# leather cigar cases



## Muad'Dib (Mar 9, 2011)

Does anyone here use multi-finger leather cigar cases? If so, do they do a good job of protecting the cigars? Do they dry the cigars out? What type do you like? I'm thinking about getting one to carry a few cigars at weddings and such. I'm thinking of getting at least a 3 finger case, maybe a 4. Thanks.


----------



## Fia (Jul 13, 2010)

They seem to work fine for me if you are just using them to hold your cigars when you leave the house for the day. I wouldnt necessarily use them to take on a vacation. Use a travel case or at least put the case in a zip lock. Good Luck.


----------



## ChiTownHustler (Jan 17, 2011)

The ones I've looked at have spanish cedar on the inside, so they should hold humidity for a few hours just fine. Not sure if every manufacturer does this


----------



## asmartbull (Aug 16, 2009)

Leather works well for short periods of time
They also make plastic tubes that work well...
I use both


----------



## Snagged (Aug 20, 2010)

In my experience, the cases PROTECT the cigars from getting busted up more than they keep them from drying out. Of course, closing the cigar in anything will retain some of the moisture, but I don't think you should count on any case of this style to provide or regulate the correct humidity to preserve your cigars. By the time your cigar is in the case, it should be walking the green mile. 
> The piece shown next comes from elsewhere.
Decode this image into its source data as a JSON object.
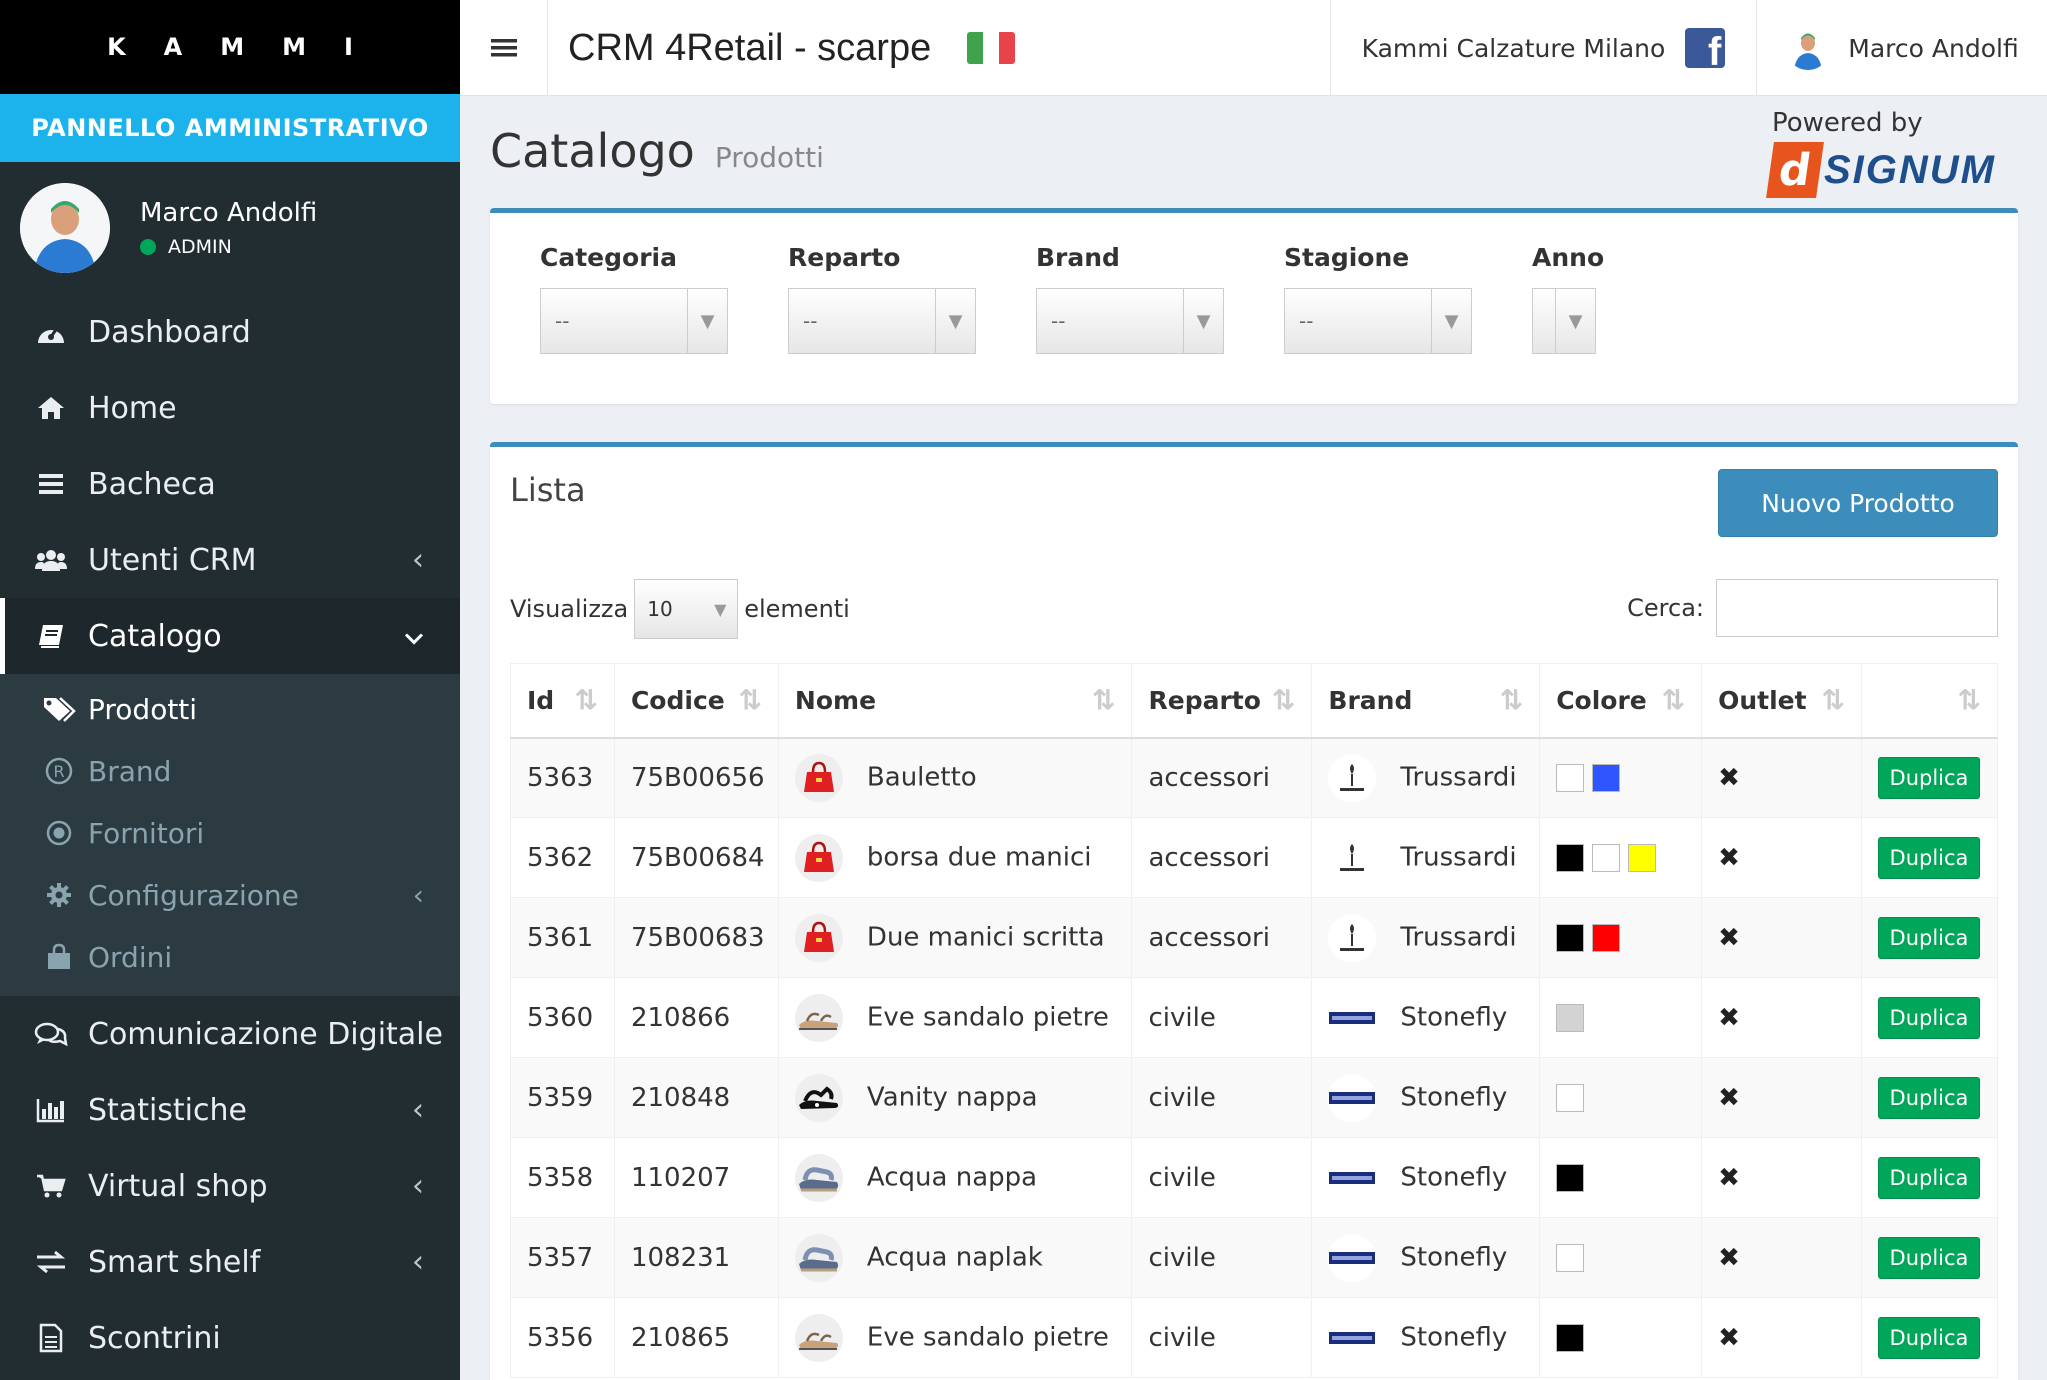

If you're looking for temporary humidification (say for a week-long vacation), consider a tupperware container and some KL/beads. Fill your case with your daily smokes from the tupperdore.


----------



## Veldrid (Mar 28, 2010)

I wanted something that held a few more cigars than 3-4 for when I go to beer and cigar nights at my buddies house. I t allows me to bring a selection of sticks so I have some choices. I went with this one and I love it:

Statesman - Portable Leather Cigar Humidor Case


----------



## aea6574 (Jun 5, 2009)

I have the Xikar one and have been happy with it for just a day out-

http://www.xikar.com/product_case.asp

Best regards, tony


----------



## HWiebe (Jul 13, 2010)

Veldrid said:


> I wanted something that held a few more cigars than 3-4 for when I go to beer and cigar nights at my buddies house. I t allows me to bring a selection of sticks so I have some choices. I went with this one and I love it:
> 
> Statesman - Portable Leather Cigar Humidor Case


That one looks awesome. I use a plain leather one with no cedar lining. It's contoured to hug the cigars and keep them from moving. I have had some wrapper damage on thin/dry wrapper cigars.


----------



## Muad'Dib (Mar 9, 2011)

Veldrid said:


> I wanted something that held a few more cigars than 3-4 for when I go to beer and cigar nights at my buddies house. I t allows me to bring a selection of sticks so I have some choices. I went with this one and I love it:
> _can't post links_


I actually have that one, and didn't really like it because it doesn't seal at all, there's no material overlap. To be fair, I was using it as a primary travel case in winter, not as a couple hour travel case. I've since bought a 10 count caddy for that type of trip. I'm really just looking for something to put into a suit pocket, or a light spring jacket pocket, so from what everyone's posted, I think I'm going to go with cuban crafter's CC-03ROMABLACK (since I can't post links). Thanks.


----------



## asmartbull (Aug 16, 2009)

It is hard to beat cigar tubes for chest pockets. I use single tubes.


----------



## quincy627 (Jul 2, 2010)

I use the Xikar cases. I use the 2-3 size(depending on the size of the stick) or the single. These are cedar lined and provide enough protection to keep the sticks safe.


----------



## Babaki (Mar 17, 2011)

i have the cohiba one. came with 3 cohibas, its cedar lined and fits on your jacket pocket. i love it, great quality too. got for like 35 bucks including the sticks inside.

i would post the link but i cant. i got it at J&R


----------



## baderjkbr (Jun 21, 2010)

The Xikar 3 finger works fine for a weekend. I seasoned it a couple days before the trip. Just distilled water.


----------



## CopGTP (Jun 8, 2010)

I use one from cuban crafters, three finger. It's leather, but doesn't have any type of cedar lining. Seems to keep cigars from drying out for about 3 days, compared to a day in the house in no container what so ever. 

Check them out, great pieces!


----------